The village extends not only on the plateau but also on higher levels and consists of 27 oval-shaped huts leaning against one another. The dimensions vary from 3 to 6 metres in diameter. They were erected with dry-stone walls 50-60 cm wide on which the wooden structure and the roof were then placed. Many huts have their own characteristics, also linked to their use. The floor level was generally lowered and the rooms were like basements.
Several findings of ceramic vases have given us a better understanding of the cultural aspects that witnessed the passage from the first to the second phase of Capo Graziano’s culture.
The pottery also shows similarities with the Aegean pottery from the same period. The presence of imported Aegean pottery dating back to the Late Helladic I-II, between 1650/1400 BC, shows a direct connection with those areas. They were made on a lathe and decorated with brown and red designs.
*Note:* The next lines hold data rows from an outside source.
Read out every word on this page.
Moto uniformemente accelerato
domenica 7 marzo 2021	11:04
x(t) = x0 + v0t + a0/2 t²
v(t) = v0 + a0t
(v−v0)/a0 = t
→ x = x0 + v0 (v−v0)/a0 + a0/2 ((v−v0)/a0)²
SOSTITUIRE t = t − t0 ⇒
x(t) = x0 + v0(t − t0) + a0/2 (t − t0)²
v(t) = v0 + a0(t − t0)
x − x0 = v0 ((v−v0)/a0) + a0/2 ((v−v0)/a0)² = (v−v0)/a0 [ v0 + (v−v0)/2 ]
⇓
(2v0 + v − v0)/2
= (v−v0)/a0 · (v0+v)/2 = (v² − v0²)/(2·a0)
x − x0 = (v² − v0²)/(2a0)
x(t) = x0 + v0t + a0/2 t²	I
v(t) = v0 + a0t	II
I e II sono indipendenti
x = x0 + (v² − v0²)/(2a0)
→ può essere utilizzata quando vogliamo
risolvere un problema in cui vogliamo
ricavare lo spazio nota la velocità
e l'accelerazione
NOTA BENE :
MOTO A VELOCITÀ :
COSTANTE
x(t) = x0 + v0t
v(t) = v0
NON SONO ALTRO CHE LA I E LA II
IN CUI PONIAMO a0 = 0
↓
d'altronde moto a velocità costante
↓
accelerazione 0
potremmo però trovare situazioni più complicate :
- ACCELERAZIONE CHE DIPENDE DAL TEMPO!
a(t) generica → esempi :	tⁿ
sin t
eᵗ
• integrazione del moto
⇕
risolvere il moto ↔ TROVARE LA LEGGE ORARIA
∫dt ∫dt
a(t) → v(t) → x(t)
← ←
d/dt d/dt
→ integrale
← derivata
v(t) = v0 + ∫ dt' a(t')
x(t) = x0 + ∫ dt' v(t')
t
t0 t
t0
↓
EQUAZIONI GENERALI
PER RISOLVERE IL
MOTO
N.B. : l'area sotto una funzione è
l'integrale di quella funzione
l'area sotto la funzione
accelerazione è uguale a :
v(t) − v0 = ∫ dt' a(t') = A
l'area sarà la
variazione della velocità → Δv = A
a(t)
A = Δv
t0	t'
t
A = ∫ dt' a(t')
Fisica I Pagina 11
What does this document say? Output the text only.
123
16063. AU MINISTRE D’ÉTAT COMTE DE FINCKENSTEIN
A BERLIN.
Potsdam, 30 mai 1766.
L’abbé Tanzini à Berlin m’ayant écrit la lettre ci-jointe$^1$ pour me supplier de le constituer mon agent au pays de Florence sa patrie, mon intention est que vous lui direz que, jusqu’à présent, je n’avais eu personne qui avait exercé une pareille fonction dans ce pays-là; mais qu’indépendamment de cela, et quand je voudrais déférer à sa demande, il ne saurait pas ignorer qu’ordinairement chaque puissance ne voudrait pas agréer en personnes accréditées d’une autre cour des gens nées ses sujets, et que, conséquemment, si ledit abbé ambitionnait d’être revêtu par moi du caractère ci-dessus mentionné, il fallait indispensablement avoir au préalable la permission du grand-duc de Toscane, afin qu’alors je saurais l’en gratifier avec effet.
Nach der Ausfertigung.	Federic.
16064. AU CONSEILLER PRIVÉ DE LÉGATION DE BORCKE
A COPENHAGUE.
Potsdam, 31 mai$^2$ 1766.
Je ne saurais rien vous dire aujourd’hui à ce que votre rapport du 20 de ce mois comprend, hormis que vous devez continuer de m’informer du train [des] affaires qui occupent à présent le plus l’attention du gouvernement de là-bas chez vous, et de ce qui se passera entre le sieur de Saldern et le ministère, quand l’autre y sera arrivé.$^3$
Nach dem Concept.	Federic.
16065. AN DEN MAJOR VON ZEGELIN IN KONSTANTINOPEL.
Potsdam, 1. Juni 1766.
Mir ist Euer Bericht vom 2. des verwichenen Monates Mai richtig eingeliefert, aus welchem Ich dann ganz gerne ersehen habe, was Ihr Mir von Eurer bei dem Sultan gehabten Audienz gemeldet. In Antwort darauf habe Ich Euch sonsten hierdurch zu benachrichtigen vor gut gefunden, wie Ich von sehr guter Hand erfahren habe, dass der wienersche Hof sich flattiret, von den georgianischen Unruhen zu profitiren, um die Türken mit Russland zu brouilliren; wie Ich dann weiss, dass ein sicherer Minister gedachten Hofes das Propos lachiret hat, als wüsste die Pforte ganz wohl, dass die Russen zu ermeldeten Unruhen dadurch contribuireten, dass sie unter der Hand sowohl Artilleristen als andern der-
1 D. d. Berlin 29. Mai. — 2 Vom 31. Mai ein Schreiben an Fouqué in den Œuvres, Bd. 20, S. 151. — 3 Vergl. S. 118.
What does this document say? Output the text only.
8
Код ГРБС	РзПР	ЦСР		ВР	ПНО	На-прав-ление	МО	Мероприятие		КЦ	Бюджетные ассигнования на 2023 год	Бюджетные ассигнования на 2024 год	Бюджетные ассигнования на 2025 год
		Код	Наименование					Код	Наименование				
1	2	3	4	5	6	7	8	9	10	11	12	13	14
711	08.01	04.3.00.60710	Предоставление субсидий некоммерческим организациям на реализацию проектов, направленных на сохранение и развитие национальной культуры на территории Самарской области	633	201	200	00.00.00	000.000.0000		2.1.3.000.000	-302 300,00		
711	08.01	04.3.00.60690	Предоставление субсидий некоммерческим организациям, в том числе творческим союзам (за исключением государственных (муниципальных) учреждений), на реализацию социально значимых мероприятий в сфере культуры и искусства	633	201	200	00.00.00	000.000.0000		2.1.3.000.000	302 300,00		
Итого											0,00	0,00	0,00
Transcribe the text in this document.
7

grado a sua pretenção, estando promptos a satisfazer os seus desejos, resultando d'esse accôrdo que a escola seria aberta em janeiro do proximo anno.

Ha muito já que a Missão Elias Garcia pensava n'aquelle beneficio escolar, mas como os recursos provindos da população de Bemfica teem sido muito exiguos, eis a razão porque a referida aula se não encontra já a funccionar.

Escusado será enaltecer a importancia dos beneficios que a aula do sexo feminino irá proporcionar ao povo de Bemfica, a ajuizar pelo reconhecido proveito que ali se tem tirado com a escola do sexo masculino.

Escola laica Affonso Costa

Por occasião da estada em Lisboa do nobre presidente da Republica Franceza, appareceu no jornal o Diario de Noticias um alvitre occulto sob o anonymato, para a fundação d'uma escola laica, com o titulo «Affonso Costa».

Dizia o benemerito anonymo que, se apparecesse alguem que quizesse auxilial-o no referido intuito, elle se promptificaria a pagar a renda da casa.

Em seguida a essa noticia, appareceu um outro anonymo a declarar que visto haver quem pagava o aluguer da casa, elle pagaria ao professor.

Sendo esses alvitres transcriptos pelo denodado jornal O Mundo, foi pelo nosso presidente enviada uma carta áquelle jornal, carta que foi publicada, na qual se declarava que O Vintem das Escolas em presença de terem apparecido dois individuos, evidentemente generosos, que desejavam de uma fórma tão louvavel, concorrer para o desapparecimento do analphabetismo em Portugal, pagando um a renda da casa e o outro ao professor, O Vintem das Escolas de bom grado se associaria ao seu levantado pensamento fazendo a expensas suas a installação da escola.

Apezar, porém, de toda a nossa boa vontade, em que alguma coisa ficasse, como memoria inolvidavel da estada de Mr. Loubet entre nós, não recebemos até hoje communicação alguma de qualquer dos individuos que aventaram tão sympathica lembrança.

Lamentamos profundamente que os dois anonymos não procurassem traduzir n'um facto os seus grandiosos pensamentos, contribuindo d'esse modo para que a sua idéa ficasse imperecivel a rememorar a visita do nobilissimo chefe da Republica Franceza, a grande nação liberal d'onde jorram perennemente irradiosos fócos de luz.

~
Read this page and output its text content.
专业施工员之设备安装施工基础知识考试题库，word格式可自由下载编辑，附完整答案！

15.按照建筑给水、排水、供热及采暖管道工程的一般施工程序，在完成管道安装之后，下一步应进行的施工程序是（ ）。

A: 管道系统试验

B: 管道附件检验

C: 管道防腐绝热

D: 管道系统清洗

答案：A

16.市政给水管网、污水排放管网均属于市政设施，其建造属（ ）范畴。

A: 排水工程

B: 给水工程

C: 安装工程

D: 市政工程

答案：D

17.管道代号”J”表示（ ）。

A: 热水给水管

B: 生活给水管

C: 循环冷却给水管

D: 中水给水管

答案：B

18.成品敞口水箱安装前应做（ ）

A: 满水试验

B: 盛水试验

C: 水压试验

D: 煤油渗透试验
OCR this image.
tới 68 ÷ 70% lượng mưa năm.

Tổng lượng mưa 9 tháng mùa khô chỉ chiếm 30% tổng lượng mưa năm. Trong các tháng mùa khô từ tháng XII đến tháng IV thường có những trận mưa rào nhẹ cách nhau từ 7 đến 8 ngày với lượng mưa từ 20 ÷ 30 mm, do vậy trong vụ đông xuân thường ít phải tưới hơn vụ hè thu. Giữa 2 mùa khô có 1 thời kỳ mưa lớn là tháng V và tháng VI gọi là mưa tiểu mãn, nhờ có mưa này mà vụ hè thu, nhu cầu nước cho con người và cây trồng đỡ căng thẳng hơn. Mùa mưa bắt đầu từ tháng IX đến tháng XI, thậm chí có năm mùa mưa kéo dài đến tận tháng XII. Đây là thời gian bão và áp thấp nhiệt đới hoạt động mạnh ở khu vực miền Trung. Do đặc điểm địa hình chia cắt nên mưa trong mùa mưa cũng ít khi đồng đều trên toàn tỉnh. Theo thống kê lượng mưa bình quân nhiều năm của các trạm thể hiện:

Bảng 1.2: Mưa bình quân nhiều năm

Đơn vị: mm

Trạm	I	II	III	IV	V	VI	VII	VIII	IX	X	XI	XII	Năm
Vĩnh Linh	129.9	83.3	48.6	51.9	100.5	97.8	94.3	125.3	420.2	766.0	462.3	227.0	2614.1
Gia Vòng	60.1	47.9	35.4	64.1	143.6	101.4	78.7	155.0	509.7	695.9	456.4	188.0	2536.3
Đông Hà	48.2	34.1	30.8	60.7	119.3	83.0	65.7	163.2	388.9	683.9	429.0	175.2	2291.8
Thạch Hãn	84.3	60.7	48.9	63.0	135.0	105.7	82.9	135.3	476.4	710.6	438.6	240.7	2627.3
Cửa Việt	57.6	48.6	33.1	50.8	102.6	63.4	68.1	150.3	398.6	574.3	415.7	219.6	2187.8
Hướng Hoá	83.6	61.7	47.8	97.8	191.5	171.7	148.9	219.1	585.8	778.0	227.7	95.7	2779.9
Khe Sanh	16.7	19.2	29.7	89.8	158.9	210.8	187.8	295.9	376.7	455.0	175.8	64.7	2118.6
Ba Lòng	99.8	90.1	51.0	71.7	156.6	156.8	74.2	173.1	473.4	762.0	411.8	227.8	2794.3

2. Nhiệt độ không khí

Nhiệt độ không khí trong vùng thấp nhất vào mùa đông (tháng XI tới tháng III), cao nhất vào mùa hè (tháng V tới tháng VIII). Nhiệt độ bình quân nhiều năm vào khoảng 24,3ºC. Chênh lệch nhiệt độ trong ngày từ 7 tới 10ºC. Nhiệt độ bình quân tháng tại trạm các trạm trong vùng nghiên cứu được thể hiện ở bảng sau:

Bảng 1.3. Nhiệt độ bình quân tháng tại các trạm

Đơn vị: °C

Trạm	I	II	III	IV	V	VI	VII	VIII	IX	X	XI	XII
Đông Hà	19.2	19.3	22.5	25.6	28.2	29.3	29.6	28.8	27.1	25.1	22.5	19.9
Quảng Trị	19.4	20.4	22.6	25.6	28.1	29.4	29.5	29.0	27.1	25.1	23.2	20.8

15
The southern part of the village shows an important town planning change that corresponds to a different historical period. Structures were built or modified on the pre-existing huts for new lodgings of Sicilian people, but from Thapsos-Milazzese culture. In this new cultural phase the villages were built in sheltered positions and equipped with defensive systems on every Aeolian island except Vulcano. Pottery and ornaments from the Late Helladic III, between 1400 and 1190 BC, are always present in trade with the Aegean areas.
According to
Luigi Bernabò Brea
, the great quantity of Aegean pottery fragments found demonstrated the role played by the island of Filicudi and the other islands in the trade of that period. After a phase of decline in the previous Copper Age, they became emporia of the Mediterranean trade, perhaps “the final point reached by the navigation of the Aegean people who traded the refined products of their art and industry with the raw materials that the Aeolian ships had brought from distant shores”.